VisionCAD: An Integration-Free Radiology Copilot Framework
Jiaming Li, Junlei Wu, Sheng Wang, Honglin Xiong, Jiangdong Cai, Zihao Zhao, Yitao Zhu, Yuan Yin, Dinggang Shen, Qian Wang
TL;DR
VisionCAD tackles the integration barrier for AI radiology by capturing on-screen images with a camera and processing them through a six-stage pipeline to enable diagnostic analysis and automated reporting. The framework combines a Vision Capturer, Screen Detector, Quality Enhancer, Modality Router, Diagnostic Engine, and Report Assistant, leveraging Ark+ for chest X-rays, Restormer for restoration, BiomedCLIP for modality routing, and multimodal LLMs for reporting. Across PneumoniaMNIST, OAI, Nodules, and MIMIC-CXR, VisionCAD achieves diagnostic performance close to conventional CAD operating on original images, with F1-score degradation within a few percentage points and automated report quality closely matching baselines.

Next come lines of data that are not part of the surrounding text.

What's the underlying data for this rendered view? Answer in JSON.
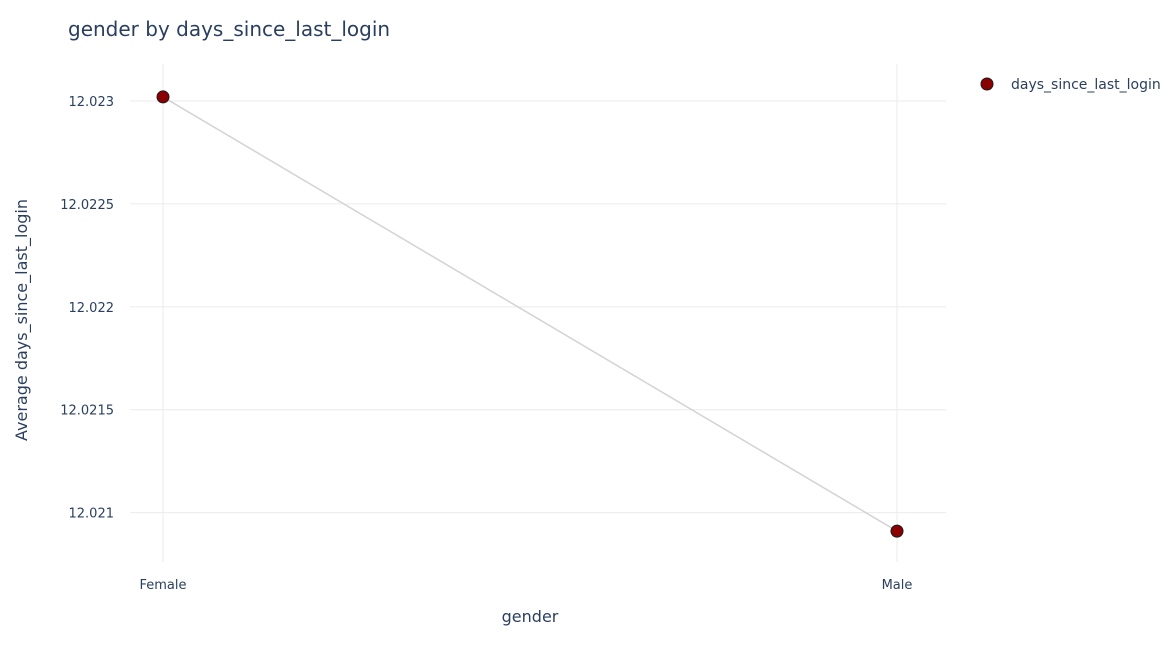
{
  "chart_data": {
    "type": "line",
    "title": "gender by days_since_last_login",
    "xlabel": "gender",
    "ylabel": "Average days_since_last_login",
    "categories": [
      "Female",
      "Male"
    ],
    "series": [
      {
        "name": "days_since_last_login",
        "values": [
          12.02302,
          12.02091
        ]
      }
    ],
    "ylim": [
      12.02076,
      12.02318
    ],
    "yticks": [
      12.021,
      12.0215,
      12.022,
      12.0225,
      12.023
    ],
    "ytick_labels": [
      "12.021",
      "12.0215",
      "12.022",
      "12.0225",
      "12.023"
    ],
    "grid": true,
    "legend": "top-right",
    "colors": {
      "marker_fill": "#8b0000",
      "marker_edge": "#1a1a1a",
      "line": "#d3d3d3",
      "grid": "#ebebeb",
      "text": "#2a3f5f"
    }
  }
}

This integration-free approach offers practical deployment advantages, enabling AI-assisted radiology in diverse clinical settings without modifying existing IT infrastructure, while highlighting limitations related to device quality, privacy, and the need for broader real-world validation.
Abstract
Widespread clinical deployment of computer-aided diagnosis (CAD) systems is hindered by the challenge of integrating with existing hospital IT infrastructure. Here, we introduce VisionCAD, a vision-based radiological assistance framework that circumvents this barrier by capturing medical images directly from displays using a camera system. The framework operates through an automated pipeline that detects, restores, and analyzes on-screen medical images, transforming camera-captured visual data into diagnostic-quality images suitable for automated analysis and report generation. We validated VisionCAD across diverse medical imaging datasets, demonstrating that our modular architecture can flexibly utilize state-of-the-art diagnostic models for specific tasks. The system achieves diagnostic performance comparable to conventional CAD systems operating on original digital images, with an F1-score degradation typically less than 2\% across classification tasks, while natural language generation metrics for automated reports remain within 1\% of those derived from original images. By requiring only a camera device and standard computing resources, VisionCAD offers an accessible approach for AI-assisted diagnosis, enabling the deployment of diagnostic capabilities in diverse clinical settings without modifications to existing infrastructure.